İnsanların tutunacağı dallar yaratır o dallara alıştırır daha sonra alışkanlıkları üzerinden “sermaye” elde ederim. Böylece “güç” ve “imkân” sahibi olurum hükmetmek artık daha da kolaylaşır.

İnsanlığı/kullarımı benim getirdiklerimi/öğretilerimi sık sık telkin ederim, kendi ideolojik kitabım dışında ki tüm kitaplardan uzak tutarım.

Onlara ”Akıllarının” sınırları olduğuna inandırır ve ileriye gidip daha fazla ‘anlamaya çalışmalarına’ engel olurum, sonrasına gitmenin küfür/isyan olduğunu ve “cehennemlik” bir suç olduğuna inandırırım.

Onları, özleriyle göremeyecekleri birçok ‘güç’ olduğu inancına sürüklerim.

Hayal dünyalarına nüfuz eder ve oradan ileriye giderek kendi politikamı zihinlerine yerleştiririm. Anlatacaklarımı öyle betimler ve alegorik bir dil ve üslup ile simgelerim ki, bu anlattıklarımdan şüpheye düşeceklerin ancak merhametsiz ve adil olmayan insanlar olabileceğini ve cehalet içinde olanların beni anlamayacağını söylerim.

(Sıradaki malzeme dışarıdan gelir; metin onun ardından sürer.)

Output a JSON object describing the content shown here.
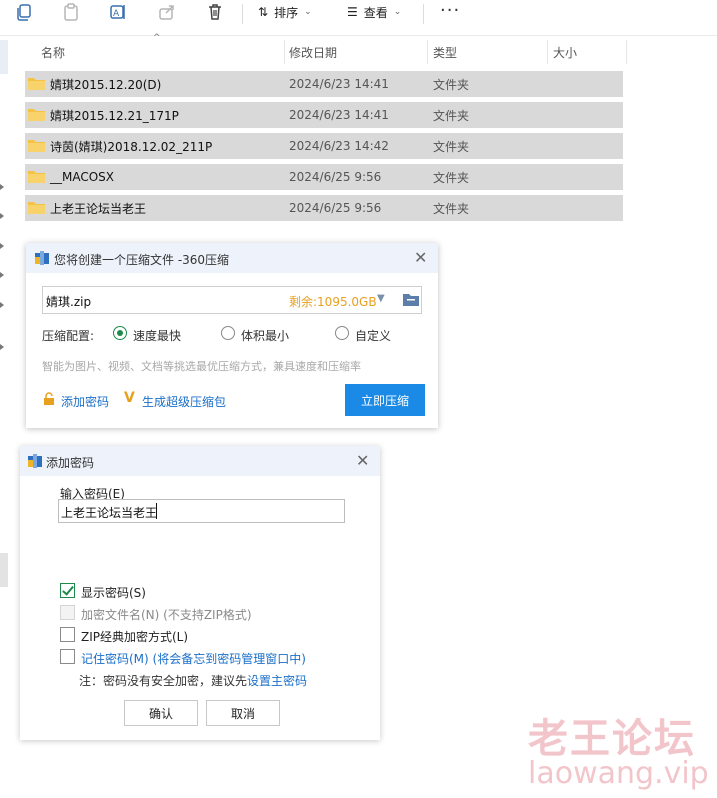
{
  "toolbar": {
    "icons": [
      "copy-icon",
      "paste-icon",
      "rename-icon",
      "share-icon",
      "delete-icon"
    ],
    "sort_label": "排序",
    "view_label": "查看",
    "more_label": "···"
  },
  "columns": {
    "name": "名称",
    "modified": "修改日期",
    "type": "类型",
    "size": "大小"
  },
  "files": [
    {
      "name": "婧琪2015.12.20(D)",
      "date": "2024/6/23 14:41",
      "type": "文件夹"
    },
    {
      "name": "婧琪2015.12.21_171P",
      "date": "2024/6/23 14:41",
      "type": "文件夹"
    },
    {
      "name": "诗茵(婧琪)2018.12.02_211P",
      "date": "2024/6/23 14:42",
      "type": "文件夹"
    },
    {
      "name": "__MACOSX",
      "date": "2024/6/25 9:56",
      "type": "文件夹"
    },
    {
      "name": "上老王论坛当老王",
      "date": "2024/6/25 9:56",
      "type": "文件夹"
    }
  ],
  "compress_dialog": {
    "title": "您将创建一个压缩文件 -360压缩",
    "close": "✕",
    "file_name": "婧琪.zip",
    "space_text": "剩余:1095.0GB",
    "dropdown_arrow": "▼",
    "config_label": "压缩配置:",
    "options": [
      "速度最快",
      "体积最小",
      "自定义"
    ],
    "selected_option": "速度最快",
    "hint": "智能为图片、视频、文档等挑选最优压缩方式，兼具速度和压缩率",
    "add_password": "添加密码",
    "super_package": "生成超级压缩包",
    "compress_now": "立即压缩"
  },
  "password_dialog": {
    "title": "添加密码",
    "close": "✕",
    "input_label": "输入密码(E)",
    "password_value": "上老王论坛当老王",
    "show_password": "显示密码(S)",
    "encrypt_filename": "加密文件名(N) (不支持ZIP格式)",
    "zip_classic": "ZIP经典加密方式(L)",
    "remember_password": "记住密码(M) (将会备忘到密码管理窗口中)",
    "note_prefix": "注：密码没有安全加密，建议先",
    "note_link": "设置主密码",
    "ok": "确认",
    "cancel": "取消"
  },
  "watermark": {
    "line1": "老王论坛",
    "line2": "laowang.vip"
  },
  "colors": {
    "selected_row": "#d9d9d9",
    "accent_blue": "#1a8ae6",
    "link_blue": "#1a6fc9",
    "radio_green": "#1e8a4c",
    "space_orange": "#e8a020",
    "folder_yellow": "#f5c344"
  }
}
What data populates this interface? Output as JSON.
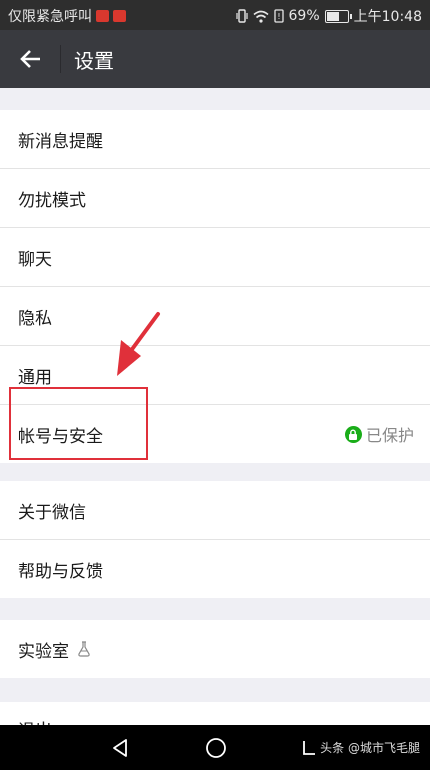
{
  "status_bar": {
    "carrier_text": "仅限紧急呼叫",
    "battery_percent": "69%",
    "battery_level": 0.69,
    "time": "上午10:48"
  },
  "header": {
    "back_icon": "arrow-left-icon",
    "title": "设置"
  },
  "groups": [
    {
      "items": [
        {
          "label": "新消息提醒"
        },
        {
          "label": "勿扰模式"
        },
        {
          "label": "聊天"
        },
        {
          "label": "隐私"
        },
        {
          "label": "通用"
        },
        {
          "label": "帐号与安全",
          "status": "已保护",
          "status_icon": "lock-icon"
        }
      ]
    },
    {
      "items": [
        {
          "label": "关于微信"
        },
        {
          "label": "帮助与反馈"
        }
      ]
    },
    {
      "items": [
        {
          "label": "实验室",
          "icon": "flask-icon"
        }
      ]
    },
    {
      "items": [
        {
          "label": "退出"
        }
      ]
    }
  ],
  "nav_bar": {
    "back_icon": "triangle-back-icon",
    "home_icon": "circle-home-icon",
    "recent_icon": "recent-apps-icon",
    "watermark": "头条 @城市飞毛腿"
  },
  "colors": {
    "status_bar": "#2e2e2e",
    "title_bar": "#393a3f",
    "background": "#efeff4",
    "accent_green": "#1aad19",
    "annotation_red": "#e0303a"
  }
}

Tanrı yaratıcısı bir ‘kadın düşmanıdır.’

Ben kadınlardan nefret ederim, onları sadece erkekler için araç ve gereç olarak gösteririm. Bir kadının şahitliğini kabul etmem. Bir kadın ‘oy’ kullanamaz ve ‘seçme ve seçilme’ hakkı olamaz. Kadının merhamet dolu dünyası benim uykularımı kaçırır. Kadındaki samimiyetini emerim/sömürürüm ve erkeklerin eline düşürürüm kadınları. Kadını erkeğin ve egemen olan kullarımın ‘’doğurgan dişileri’’ olarak ‘’doğum makinesi’’ haline getiririm.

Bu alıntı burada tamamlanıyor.